Ему дали выйти из дома, а на улице догнали и чем-то оглушили. Очнувшись от боли, он понял, что его метелят эти лакеи очередной лжевеличественной и лженациональной идеи. Метелят безжалостно, распаляясь все больше и больше. Ночь была темна, а закоулок какой-то глухой. Гелий уж с жизнью вполне спокойно распрощался, когда увидел трех человек, бежавших к месту побоища. Впереди них мчалась стайка бесов, похожая на голубовато-зеленое облачко плазмы из американского научно-фантастического фильма. Пришельцы-спасители с непонятным наслаждением набросились на обидчиков и принялись профессионально их колошматить.
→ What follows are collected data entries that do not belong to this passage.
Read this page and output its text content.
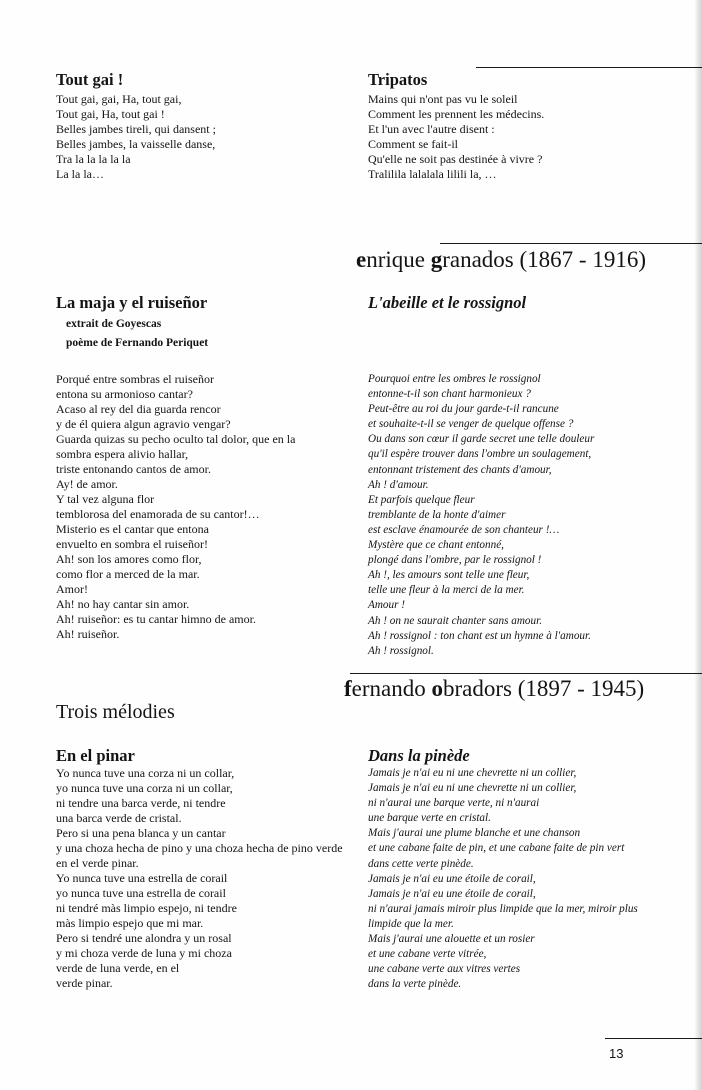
Tout gai !
Tout gai, gai, Ha, tout gai,
Tout gai, Ha, tout gai !
Belles jambes tireli, qui dansent ;
Belles jambes, la vaisselle danse,
Tra la la la la la
La la la…
Tripatos
Mains qui n'ont pas vu le soleil
Comment les prennent les médecins.
Et l'un avec l'autre disent :
Comment se fait-il
Qu'elle ne soit pas destinée à vivre ?
Tralilila lalalala lilili la, …
enrique granados (1867 - 1916)
La maja y el ruiseñor
extrait de Goyescas
poème de Fernando Periquet
Porqué entre sombras el ruiseñor
entona su armonioso cantar?
Acaso al rey del dia guarda rencor
y de él quiera algun agravio vengar?
Guarda quizas su pecho oculto tal dolor, que en la
sombra espera alivio hallar,
triste entonando cantos de amor.
Ay! de amor.
Y tal vez alguna flor
temblorosa del enamorada de su cantor!…
Misterio es el cantar que entona
envuelto en sombra el ruiseñor!
Ah! son los amores como flor,
como flor a merced de la mar.
Amor!
Ah! no hay cantar sin amor.
Ah! ruiseñor: es tu cantar himno de amor.
Ah! ruiseñor.
L'abeille et le rossignol
Pourquoi entre les ombres le rossignol
entonne-t-il son chant harmonieux ?
Peut-être au roi du jour garde-t-il rancune
et souhaite-t-il se venger de quelque offense ?
Ou dans son cœur il garde secret une telle douleur
qu'il espère trouver dans l'ombre un soulagement,
entonnant tristement des chants d'amour,
Ah ! d'amour.
Et parfois quelque fleur
tremblante de la honte d'aimer
est esclave énamourée de son chanteur !…
Mystère que ce chant entonné,
plongé dans l'ombre, par le rossignol !
Ah !, les amours sont telle une fleur,
telle une fleur à la merci de la mer.
Amour !
Ah ! on ne saurait chanter sans amour.
Ah ! rossignol : ton chant est un hymne à l'amour.
Ah ! rossignol.
fernando obradors (1897 - 1945)
Trois mélodies
En el pinar
Yo nunca tuve una corza ni un collar,
yo nunca tuve una corza ni un collar,
ni tendre una barca verde, ni tendre
una barca verde de cristal.
Pero si una pena blanca y un cantar
y una choza hecha de pino y una choza hecha de pino verde
en el verde pinar.
Yo nunca tuve una estrella de corail
yo nunca tuve una estrella de corail
ni tendré màs limpio espejo, ni tendre
màs limpio espejo que mi mar.
Pero si tendré une alondra y un rosal
y mi choza verde de luna y mi choza
verde de luna verde, en el
verde pinar.
Dans la pinède
Jamais je n'ai eu ni une chevrette ni un collier,
Jamais je n'ai eu ni une chevrette ni un collier,
ni n'aurai une barque verte, ni n'aurai
une barque verte en cristal.
Mais j'aurai une plume blanche et une chanson
et une cabane faite de pin, et une cabane faite de pin vert
dans cette verte pinède.
Jamais je n'ai eu une étoile de corail,
Jamais je n'ai eu une étoile de corail,
ni n'aurai jamais miroir plus limpide que la mer, miroir plus
limpide que la mer.
Mais j'aurai une alouette et un rosier
et une cabane verte vitrée,
une cabane verte aux vitres vertes
dans la verte pinède.
13
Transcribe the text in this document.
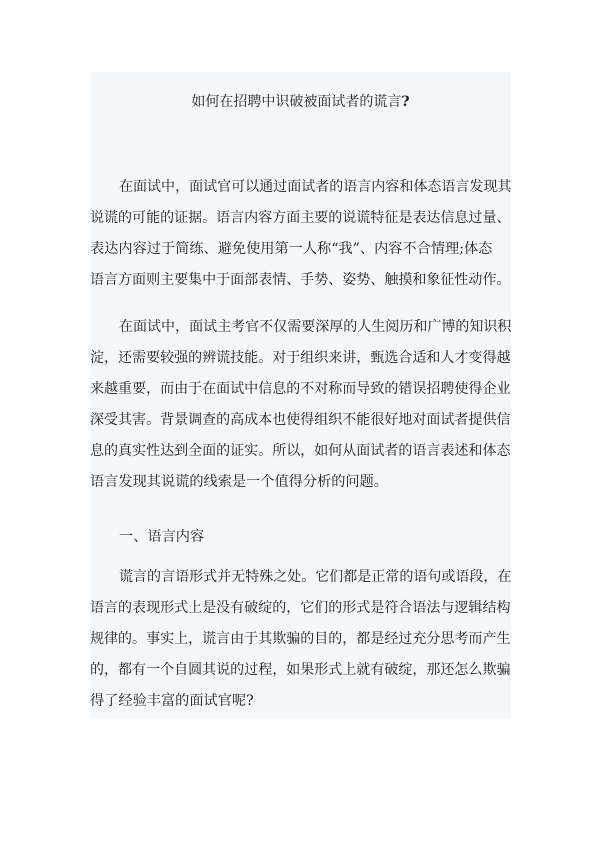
如何在招聘中识破被面试者的谎言?

在面试中，面试官可以通过面试者的语言内容和体态语言发现其
说谎的可能的证据。语言内容方面主要的说谎特征是表达信息过量、
表达内容过于简练、避免使用第一人称“我”、内容不合情理;体态
语言方面则主要集中于面部表情、手势、姿势、触摸和象征性动作。

在面试中，面试主考官不仅需要深厚的人生阅历和广博的知识积
淀，还需要较强的辨谎技能。对于组织来讲，甄选合适和人才变得越
来越重要，而由于在面试中信息的不对称而导致的错误招聘使得企业
深受其害。背景调查的高成本也使得组织不能很好地对面试者提供信
息的真实性达到全面的证实。所以，如何从面试者的语言表述和体态
语言发现其说谎的线索是一个值得分析的问题。

一、语言内容

谎言的言语形式并无特殊之处。它们都是正常的语句或语段，在
语言的表现形式上是没有破绽的，它们的形式是符合语法与逻辑结构
规律的。事实上，谎言由于其欺骗的目的，都是经过充分思考而产生
的，都有一个自圆其说的过程，如果形式上就有破绽，那还怎么欺骗
得了经验丰富的面试官呢?
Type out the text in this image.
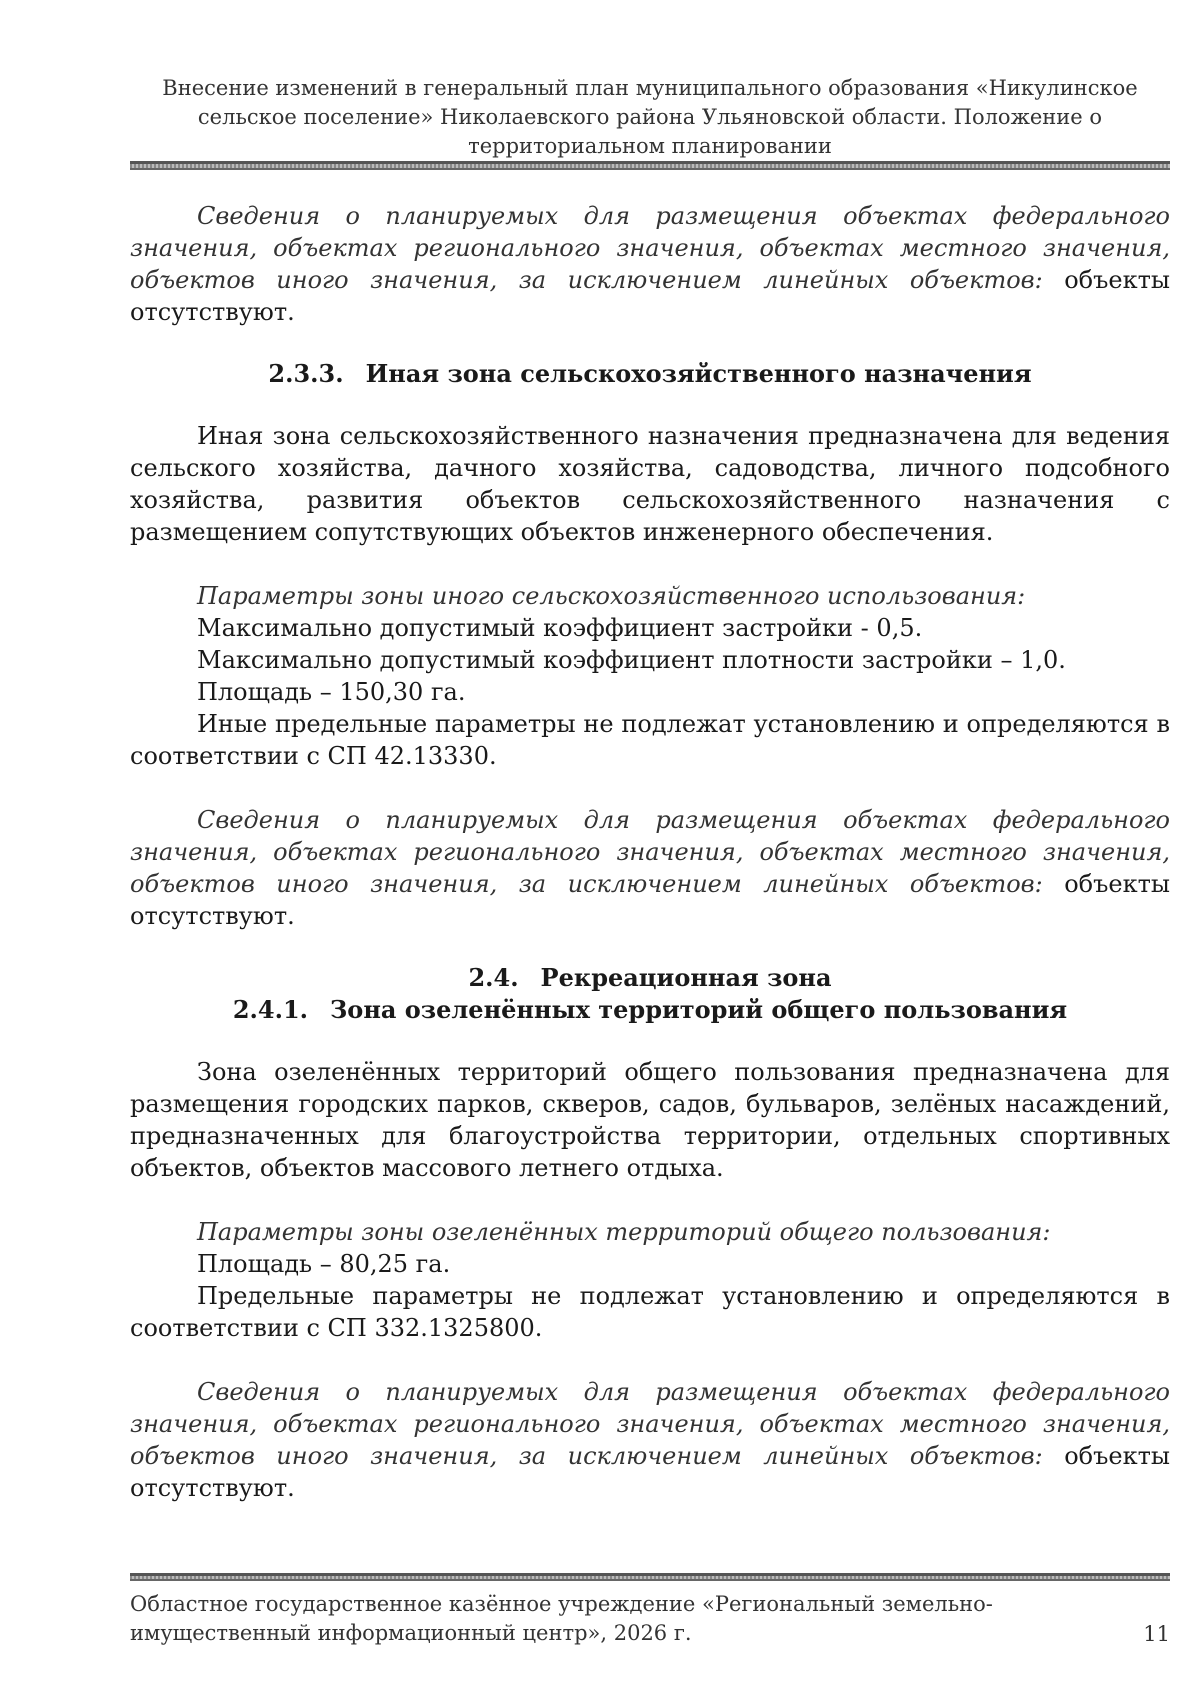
Внесение изменений в генеральный план муниципального образования «Никулинское сельское поселение» Николаевского района Ульяновской области. Положение о территориальном планировании

Сведения о планируемых для размещения объектах федерального значения, объектах регионального значения, объектах местного значения, объектов иного значения, за исключением линейных объектов: объекты отсутствуют.

2.3.3. Иная зона сельскохозяйственного назначения

Иная зона сельскохозяйственного назначения предназначена для ведения сельского хозяйства, дачного хозяйства, садоводства, личного подсобного хозяйства, развития объектов сельскохозяйственного назначения с размещением сопутствующих объектов инженерного обеспечения.

Параметры зоны иного сельскохозяйственного использования:

Максимально допустимый коэффициент застройки - 0,5.

Максимально допустимый коэффициент плотности застройки – 1,0.

Площадь – 150,30 га.

Иные предельные параметры не подлежат установлению и определяются в соответствии с СП 42.13330.

Сведения о планируемых для размещения объектах федерального значения, объектах регионального значения, объектах местного значения, объектов иного значения, за исключением линейных объектов: объекты отсутствуют.

2.4. Рекреационная зона

2.4.1. Зона озеленённых территорий общего пользования

Зона озеленённых территорий общего пользования предназначена для размещения городских парков, скверов, садов, бульваров, зелёных насаждений, предназначенных для благоустройства территории, отдельных спортивных объектов, объектов массового летнего отдыха.

Параметры зоны озеленённых территорий общего пользования:

Площадь – 80,25 га.

Предельные параметры не подлежат установлению и определяются в соответствии с СП 332.1325800.

Сведения о планируемых для размещения объектах федерального значения, объектах регионального значения, объектах местного значения, объектов иного значения, за исключением линейных объектов: объекты отсутствуют.

Областное государственное казённое учреждение «Региональный земельно-имущественный информационный центр», 2026 г.	11
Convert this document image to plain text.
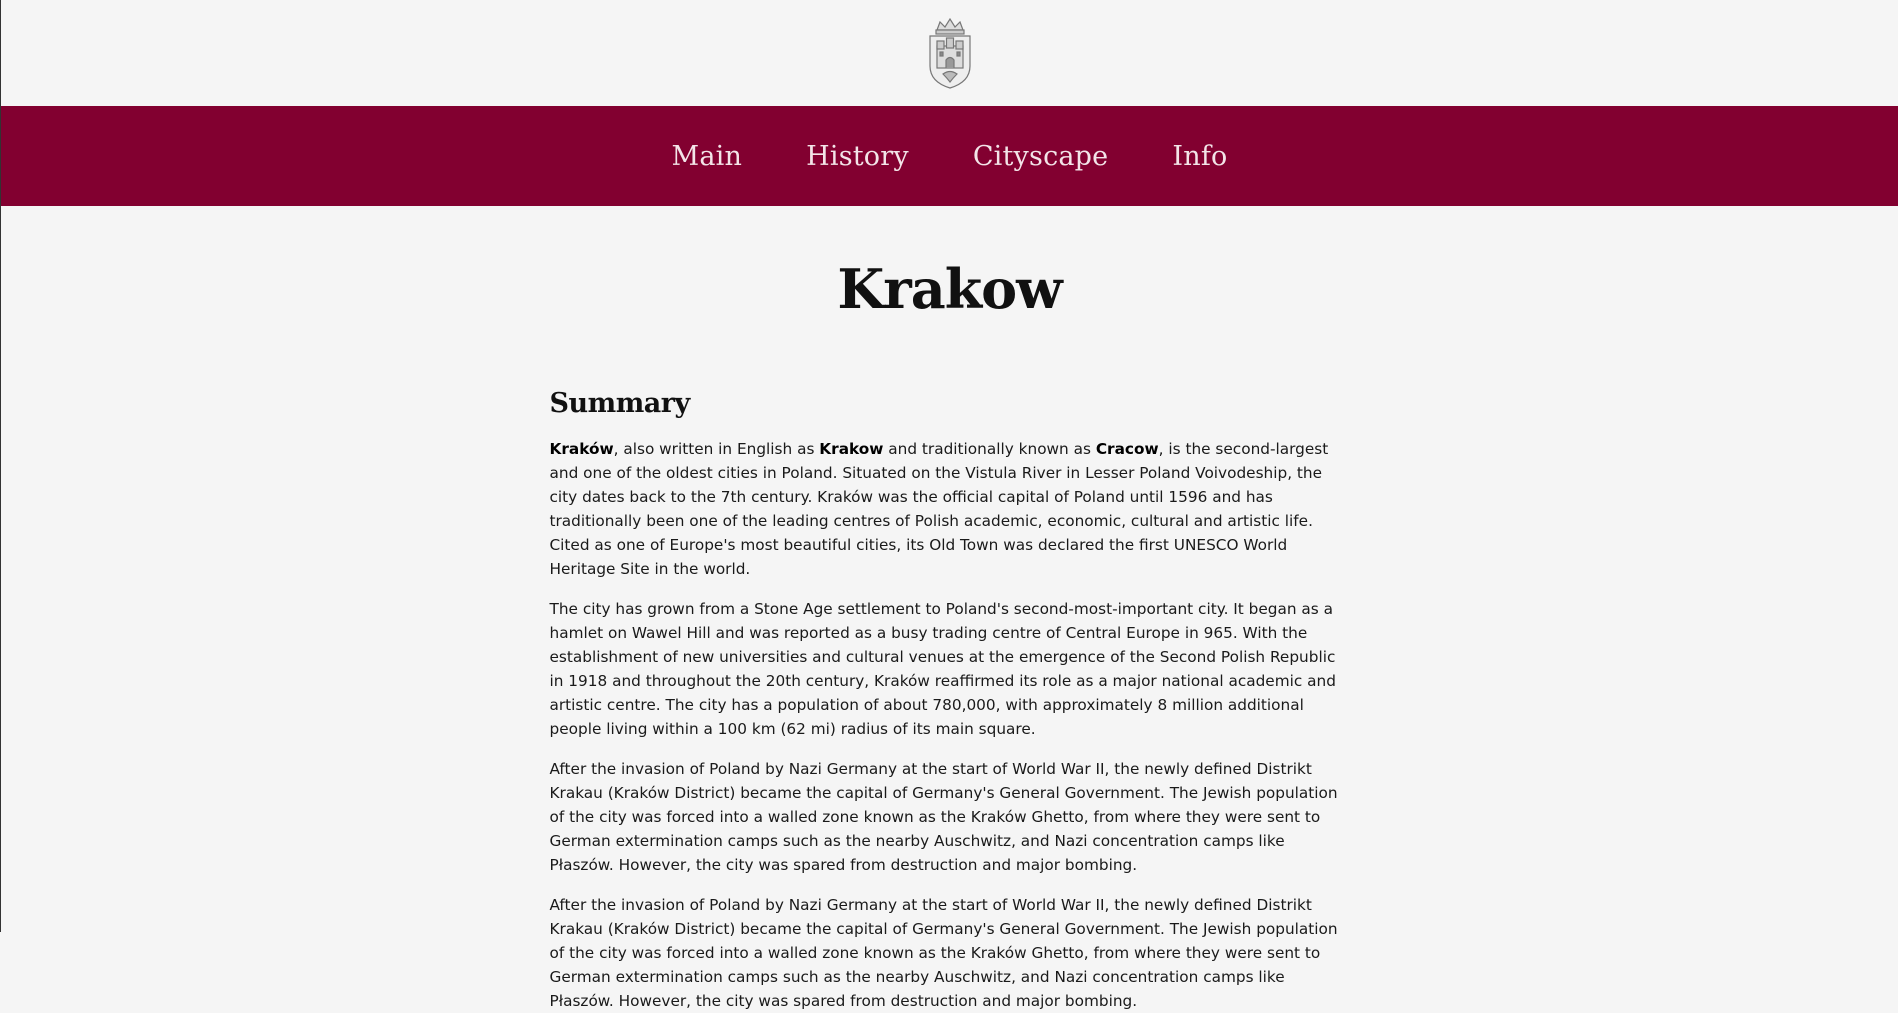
Main History Cityscape Info
Krakow
Summary

Kraków, also written in English as Krakow and traditionally known as Cracow, is the second-largest and one of the oldest cities in Poland. Situated on the Vistula River in Lesser Poland Voivodeship, the city dates back to the 7th century. Kraków was the official capital of Poland until 1596 and has traditionally been one of the leading centres of Polish academic, economic, cultural and artistic life. Cited as one of Europe's most beautiful cities, its Old Town was declared the first UNESCO World Heritage Site in the world.

The city has grown from a Stone Age settlement to Poland's second-most-important city. It began as a hamlet on Wawel Hill and was reported as a busy trading centre of Central Europe in 965. With the establishment of new universities and cultural venues at the emergence of the Second Polish Republic in 1918 and throughout the 20th century, Kraków reaffirmed its role as a major national academic and artistic centre. The city has a population of about 780,000, with approximately 8 million additional people living within a 100 km (62 mi) radius of its main square.

After the invasion of Poland by Nazi Germany at the start of World War II, the newly defined Distrikt Krakau (Kraków District) became the capital of Germany's General Government. The Jewish population of the city was forced into a walled zone known as the Kraków Ghetto, from where they were sent to German extermination camps such as the nearby Auschwitz, and Nazi concentration camps like Płaszów. However, the city was spared from destruction and major bombing.

After the invasion of Poland by Nazi Germany at the start of World War II, the newly defined Distrikt Krakau (Kraków District) became the capital of Germany's General Government. The Jewish population of the city was forced into a walled zone known as the Kraków Ghetto, from where they were sent to German extermination camps such as the nearby Auschwitz, and Nazi concentration camps like Płaszów. However, the city was spared from destruction and major bombing.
Потом Гелий узнал, что в этом районе группа жителей взяла на себя функции самосудной охраны граждан от хулиганья и грабителей…

Необыкновенных случаев, в которых оказывались героями либо одиночные мусорные типчики, либо вся бесообразная масса, не перечесть.

Гелий вроде бы и за внешностью своей не следил, сочинять ничего не хотел, ездить с выгодными лекциями ленился, на карьеру плевал, не рвался так уж за бугор, нигде не интриговал, стучать отказался с таким видом, как будто был завербован лично Андроповым и ожидал в глубокой конспирации своего звездного часа, с тем же самым видом сторонился партии – и все ж таки все у него было на мази.

Счет на сберкнижке рос себе и рос, дамы липли к нему сами, истомленно завороженные его неподдельным равнодушием, начальство полагало, что карьерой Гелия Револьверовича ведают высшие чины государства и что служебное его равновесие – всего лишь временный камуфляж иной, значительной позиции.

Он не нуждался в валюте, удачно совершив несколько сделок во время служебных поездок. Благодаря своим связям, налаженным исключительно «всей этой зелененькой гнусеологией», никогда не проходил таможенного досмотра, а пробавлялся коньячком в буфете для важных улетающих персон.